The freemium model is nothing new. It’s been around for a long time (think Flickr), but rarely gets much attention when the economy is doing well. Back in the first Internet boom, it was all about the numbers (user count and page impressions) and advertising was the major revenue stream. That failed. And in the last few years we’re seeing a resurgence of this old method with companies such as Facebook being valued at $15 billion with nearly $500 million invested with no proven revenue; revenue that doesn’t cover expenses, but with beloved numbers (high user count and high page impressions). (As an aside, I believe in Facebook, and while their numbers dipped in April, I think they’ll continue to grow and eventually churn out a good money making business model.)
However, Facebook is a diamond in the rough and there are far too many web companies out there trying to emulate them by growing their userbase and coming up with a business model later: Twitter comes to mind, but many larger and smaller companies as well. As I said before, there can definitely be success taking this approach, but the success rate is far smaller than simply setting up a freemium service.
If you plan to use the freemium method, you obviously need to design incentives for your free customers to upgrade, but that’s easily thought out in most cases.
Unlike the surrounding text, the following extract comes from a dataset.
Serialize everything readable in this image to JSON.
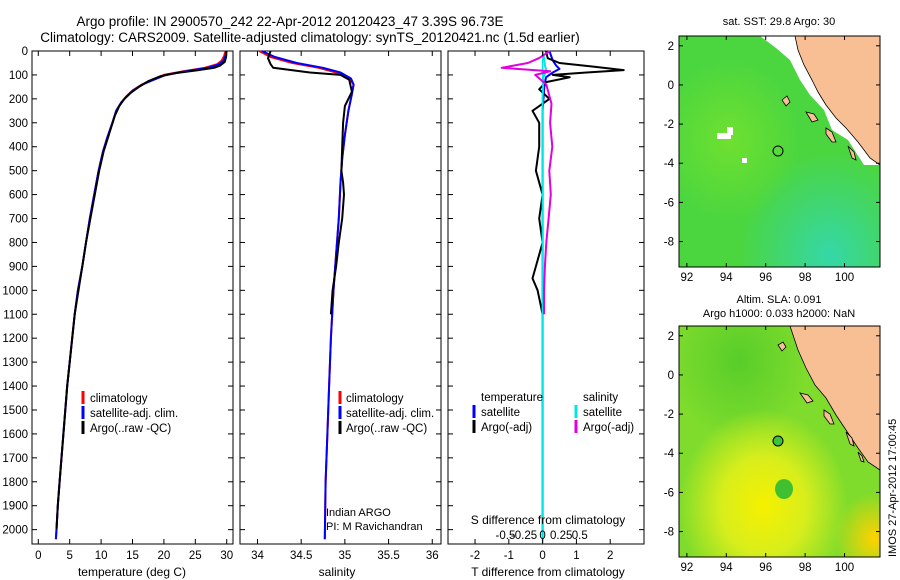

Simply removing advertisements for your paying customers is the simplest way, but adding additional features is the best way, in my mind. You can give certain benefits to intice people to sign up. For example, at Carbonmade we give additional projects, images, and allow people to upload video if they upgrade to our paying plan.
The freemium model is simple to employ and as your free customer base grows, so will your paying customer base. Even if a small percentage of your free customers upgrade to your paying plan (say, 1%), you’ll begin generating much needed revenue to pay your bills and do very well. Depending on the scale, but if you have 50,000 customers and 1% of them are paying at $15/month, that’s $7,500 in revenue a month, $90,000 a year. And with most Internet businesses, you’ll (hopefully) grow exponentially every month and begin seeing large returns. When coming up with your next business model, think freemium and not simply free.